4.5 In het kader van zijn beroep op toepassing van het gelijkheidsbeginsel en het – door belanghebbende geopperde – “redelijkheidsbeginsel en/of billijkheidsbeginsel” doet belanghebbende een beroep op de uitspraak van Hof Amsterdam, 17 november 1999, nr. 97/20065, waarin aftrek van kosten van een werkkamer in het kader van vermogensbeheer door het hof werd toegestaan.

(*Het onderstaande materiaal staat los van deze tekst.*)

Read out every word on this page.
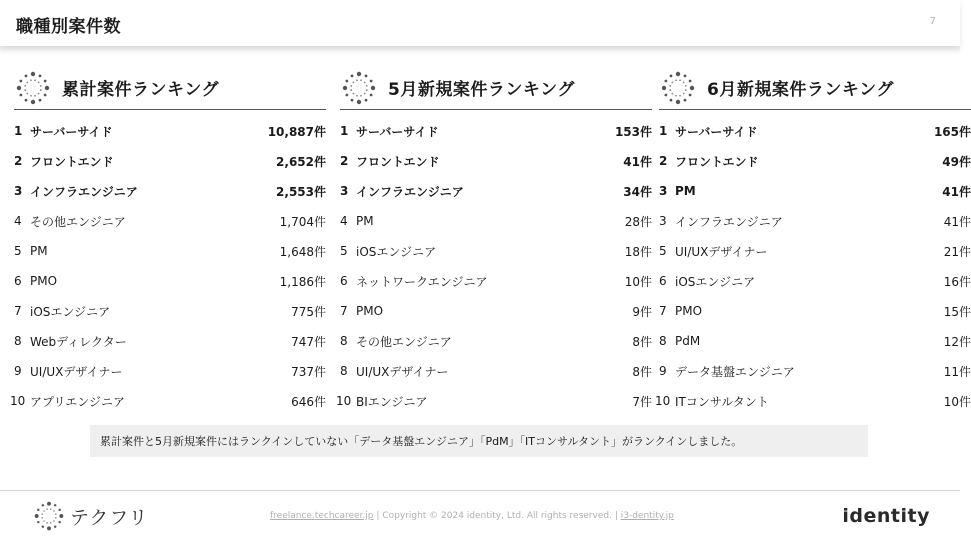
職種別案件数	7
累計案件ランキング
1 サーバーサイド	10,887件
2 フロントエンド	2,652件
3 インフラエンジニア	2,553件
4 その他エンジニア	1,704件
5 PM	1,648件
6 PMO	1,186件
7 iOSエンジニア	775件
8 Webディレクター	747件
9 UI/UXデザイナー	737件
10 アプリエンジニア	646件
5月新規案件ランキング
1 サーバーサイド	153件
2 フロントエンド	41件
3 インフラエンジニア	34件
4 PM	28件
5 iOSエンジニア	18件
6 ネットワークエンジニア	10件
7 PMO	9件
8 その他エンジニア	8件
8 UI/UXデザイナー	8件
10 BIエンジニア	7件
6月新規案件ランキング
1 サーバーサイド	165件
2 フロントエンド	49件
3 PM	41件
3 インフラエンジニア	41件
5 UI/UXデザイナー	21件
6 iOSエンジニア	16件
7 PMO	15件
8 PdM	12件
9 データ基盤エンジニア	11件
10 ITコンサルタント	10件
累計案件と5月新規案件にはランクインしていない「データ基盤エンジニア」「PdM」「ITコンサルタント」がランクインしました。
テクフリ	freelance.techcareer.jp | Copyright © 2024 identity, Ltd. All rights reserved. | i3-dentity.jp	identity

Het hof ziet niet in dat de inspecteur door zich op een andere standpunt te stellen dan het hof in voormelde zaak voormelde beginselen geschonden heeft. Met betrekking tot het gelijkheidsbeginsel heeft de inspecteur zich zelfs op hetzelfde standpunt gesteld als de inspecteur in de zaak van voormelde uitspraak. Gelet op het arrest van de Hoge Raad nr. 37 880, gewezen ten aanzien van belanghebbende op 25 april 2003 over het jaar 1999, heeft de inspecteur, naar het oordeel van het hof, in redelijkheid tot de onderhavige uitspraak op bezwaar kunnen komen. Overigens acht het hof zich niet gebonden aan de vorengenoemde uitspraak van Hof Amsterdam.
4.6 Het vorenstaande leidt ertoe dat het beroep van belanghebbende ongegrond zal worden verklaard.